Molesto salió de la biblioteca, directo a la primera clase. No quería levantar molestias el primer día. Necesitaba quedarse un largo plazo para poder revisar todos esos documentos. Y esperaba encontrar algo, sino sí que le daría algo. Odiaba que todo se torciera, odiaba su vida.
Hermione se sorprendió cuando le llegó una carta del director para que la fuese a ver a su despacho. Iba casi corriendo. Temía que le dijesen que había habido algún problema y que denegaban su solicitud y que le retiraban su plaza. Un poco sofocada llegó ante la secretaria del director.

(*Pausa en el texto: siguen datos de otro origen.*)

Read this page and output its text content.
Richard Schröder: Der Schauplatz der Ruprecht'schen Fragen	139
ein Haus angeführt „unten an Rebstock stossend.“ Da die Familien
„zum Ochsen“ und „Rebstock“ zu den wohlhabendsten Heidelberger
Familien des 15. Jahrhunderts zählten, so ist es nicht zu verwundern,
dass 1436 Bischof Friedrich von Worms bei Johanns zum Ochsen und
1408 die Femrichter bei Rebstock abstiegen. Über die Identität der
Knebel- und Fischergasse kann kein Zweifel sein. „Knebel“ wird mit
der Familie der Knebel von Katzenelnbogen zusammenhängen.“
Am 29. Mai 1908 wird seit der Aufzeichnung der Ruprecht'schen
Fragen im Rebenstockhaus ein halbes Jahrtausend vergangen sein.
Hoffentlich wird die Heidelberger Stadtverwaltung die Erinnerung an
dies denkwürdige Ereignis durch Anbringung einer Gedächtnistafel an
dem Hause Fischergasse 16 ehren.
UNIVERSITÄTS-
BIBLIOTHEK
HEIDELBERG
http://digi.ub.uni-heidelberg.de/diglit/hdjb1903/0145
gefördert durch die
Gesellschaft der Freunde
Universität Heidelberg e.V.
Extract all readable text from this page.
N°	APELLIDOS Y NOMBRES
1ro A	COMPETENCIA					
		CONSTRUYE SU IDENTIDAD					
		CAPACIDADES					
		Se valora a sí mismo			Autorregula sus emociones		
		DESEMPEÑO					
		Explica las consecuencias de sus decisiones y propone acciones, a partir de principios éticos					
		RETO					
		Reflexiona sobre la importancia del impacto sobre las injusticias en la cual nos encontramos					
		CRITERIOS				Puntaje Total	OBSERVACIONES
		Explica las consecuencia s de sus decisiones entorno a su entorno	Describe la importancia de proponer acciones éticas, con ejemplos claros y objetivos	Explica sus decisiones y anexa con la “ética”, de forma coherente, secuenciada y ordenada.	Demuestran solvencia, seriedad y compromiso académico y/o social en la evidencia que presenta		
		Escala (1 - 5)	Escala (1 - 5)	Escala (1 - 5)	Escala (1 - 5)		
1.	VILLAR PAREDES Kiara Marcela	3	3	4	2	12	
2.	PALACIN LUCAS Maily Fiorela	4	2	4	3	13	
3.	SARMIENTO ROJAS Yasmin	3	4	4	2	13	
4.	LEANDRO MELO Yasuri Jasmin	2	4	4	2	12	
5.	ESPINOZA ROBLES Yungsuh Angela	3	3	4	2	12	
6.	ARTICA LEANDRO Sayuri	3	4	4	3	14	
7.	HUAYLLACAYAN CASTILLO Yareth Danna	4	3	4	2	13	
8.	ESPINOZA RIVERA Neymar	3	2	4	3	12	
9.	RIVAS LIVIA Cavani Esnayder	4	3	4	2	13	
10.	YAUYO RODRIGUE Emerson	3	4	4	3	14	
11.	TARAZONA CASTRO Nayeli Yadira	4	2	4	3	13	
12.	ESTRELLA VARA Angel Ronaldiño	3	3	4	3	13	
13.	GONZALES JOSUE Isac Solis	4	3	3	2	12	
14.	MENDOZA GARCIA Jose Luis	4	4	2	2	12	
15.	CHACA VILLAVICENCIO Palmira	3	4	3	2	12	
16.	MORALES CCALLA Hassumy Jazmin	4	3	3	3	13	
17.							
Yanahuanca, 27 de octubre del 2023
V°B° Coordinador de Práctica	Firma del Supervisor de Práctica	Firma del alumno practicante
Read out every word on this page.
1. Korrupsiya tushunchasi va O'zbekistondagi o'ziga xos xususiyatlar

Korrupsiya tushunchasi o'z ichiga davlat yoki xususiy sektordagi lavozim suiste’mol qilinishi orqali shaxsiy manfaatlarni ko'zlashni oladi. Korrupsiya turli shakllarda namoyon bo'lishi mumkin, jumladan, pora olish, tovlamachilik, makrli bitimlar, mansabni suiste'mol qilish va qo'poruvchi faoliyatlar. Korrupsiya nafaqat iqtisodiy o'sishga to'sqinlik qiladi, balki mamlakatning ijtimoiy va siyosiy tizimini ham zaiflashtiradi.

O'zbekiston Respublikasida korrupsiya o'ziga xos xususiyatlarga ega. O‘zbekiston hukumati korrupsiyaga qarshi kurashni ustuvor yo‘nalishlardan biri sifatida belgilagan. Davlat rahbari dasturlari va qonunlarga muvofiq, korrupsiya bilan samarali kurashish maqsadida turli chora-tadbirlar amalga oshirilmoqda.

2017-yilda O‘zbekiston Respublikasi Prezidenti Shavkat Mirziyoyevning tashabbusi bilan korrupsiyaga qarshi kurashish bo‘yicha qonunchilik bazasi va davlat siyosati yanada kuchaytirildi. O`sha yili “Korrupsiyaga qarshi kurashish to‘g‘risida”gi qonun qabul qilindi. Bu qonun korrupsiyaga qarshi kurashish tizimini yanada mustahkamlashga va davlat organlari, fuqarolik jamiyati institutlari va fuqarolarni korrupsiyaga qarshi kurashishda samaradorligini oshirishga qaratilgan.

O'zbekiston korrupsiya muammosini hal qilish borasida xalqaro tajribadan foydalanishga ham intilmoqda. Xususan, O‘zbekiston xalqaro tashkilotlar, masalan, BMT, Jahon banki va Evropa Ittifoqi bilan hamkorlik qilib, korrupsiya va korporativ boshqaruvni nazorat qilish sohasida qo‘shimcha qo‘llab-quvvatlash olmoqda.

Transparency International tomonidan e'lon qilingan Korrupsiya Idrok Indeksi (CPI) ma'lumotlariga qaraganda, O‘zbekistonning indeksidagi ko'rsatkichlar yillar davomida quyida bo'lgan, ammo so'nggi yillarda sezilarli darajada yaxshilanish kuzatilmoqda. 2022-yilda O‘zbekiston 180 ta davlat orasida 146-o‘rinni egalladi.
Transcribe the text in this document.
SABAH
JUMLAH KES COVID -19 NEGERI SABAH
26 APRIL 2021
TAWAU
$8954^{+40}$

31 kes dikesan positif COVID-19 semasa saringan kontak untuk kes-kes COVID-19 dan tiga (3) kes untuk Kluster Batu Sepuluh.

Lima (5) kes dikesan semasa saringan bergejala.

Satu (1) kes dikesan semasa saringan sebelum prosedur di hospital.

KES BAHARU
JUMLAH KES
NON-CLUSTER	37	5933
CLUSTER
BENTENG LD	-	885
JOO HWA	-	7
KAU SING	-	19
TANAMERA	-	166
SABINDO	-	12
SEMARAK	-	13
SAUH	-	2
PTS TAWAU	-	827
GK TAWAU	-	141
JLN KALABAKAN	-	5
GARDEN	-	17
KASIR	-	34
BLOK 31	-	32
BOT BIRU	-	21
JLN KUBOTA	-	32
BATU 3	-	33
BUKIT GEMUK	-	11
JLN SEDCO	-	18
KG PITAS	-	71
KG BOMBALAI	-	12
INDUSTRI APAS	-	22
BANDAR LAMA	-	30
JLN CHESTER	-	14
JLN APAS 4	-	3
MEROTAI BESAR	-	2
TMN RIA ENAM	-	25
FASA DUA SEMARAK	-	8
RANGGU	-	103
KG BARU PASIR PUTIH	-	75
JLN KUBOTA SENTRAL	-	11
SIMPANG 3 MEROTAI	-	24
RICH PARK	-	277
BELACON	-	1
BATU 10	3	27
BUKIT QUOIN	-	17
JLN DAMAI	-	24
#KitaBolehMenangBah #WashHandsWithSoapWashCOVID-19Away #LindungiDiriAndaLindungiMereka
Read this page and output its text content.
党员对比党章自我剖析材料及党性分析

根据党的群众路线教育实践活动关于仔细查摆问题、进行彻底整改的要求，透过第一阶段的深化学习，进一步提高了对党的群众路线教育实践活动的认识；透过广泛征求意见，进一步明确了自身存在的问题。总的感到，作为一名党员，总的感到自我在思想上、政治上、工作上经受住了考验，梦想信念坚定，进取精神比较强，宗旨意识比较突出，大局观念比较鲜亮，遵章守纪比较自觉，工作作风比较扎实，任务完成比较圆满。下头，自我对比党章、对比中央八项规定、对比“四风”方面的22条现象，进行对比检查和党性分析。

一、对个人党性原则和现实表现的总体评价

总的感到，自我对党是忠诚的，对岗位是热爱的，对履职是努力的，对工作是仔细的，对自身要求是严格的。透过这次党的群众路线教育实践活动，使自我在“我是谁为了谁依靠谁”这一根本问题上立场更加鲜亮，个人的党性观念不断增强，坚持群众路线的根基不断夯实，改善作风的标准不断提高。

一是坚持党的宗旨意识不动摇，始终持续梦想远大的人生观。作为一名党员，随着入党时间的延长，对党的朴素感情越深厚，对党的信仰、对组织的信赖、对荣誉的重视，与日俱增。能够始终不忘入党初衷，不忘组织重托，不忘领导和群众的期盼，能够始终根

-Soy Hermione Granger- dijo Hermione mientras la secretaria se levantaba de su asiento.
-Es un placer conocerla, soy Margaret- le dijo mientras le tendía la mano. Hermione se la estrechó un poco impaciente.
-El director me está esperando- dijo un poco cohibida y apurada.
-Sí, el señor Rollers la está esperando. Puede pasar.
-Gracias.
Margaret, se acercó a la puerta y llamó. El director le dijo que pasase y le avisó que Hermione estaba ahí. Le dejó la puerta abierta para que entrara. El señor Rollers se acercó a ella le tendió la mano.
-Un verdadero placer tenerla con nosotros en esta Academia- Hermione había entendido perfectamente.
-No lo entiendo, ¿por qué me ha llamado? - preguntó aún desconcertada.
-Verá, debido a quien es y su participación en la Guerra de Hogwarts, hay algo que debo comunicarle- hizo una pausa- Draco Malfoy estará en su curso.
-Estoy al tanto- dijo la chica mucho más tranquila.
-Debí imaginar que con sus contactos, ya la habrían informado- Hermione no lo desmintió- de todas formas no debe preocuparse. Tendremos al señor Malfoy vigilado en todo momento y sus movimientos serán reportados al Ministerio directamente. Si infringe, aunque se la más leve norma, lo echaremos de la Academia. Por supuesto, si usted tiene algún problema con él o se siente incómoda, notifíquemelo y tomaremos medidas. No tenga reparo ninguno.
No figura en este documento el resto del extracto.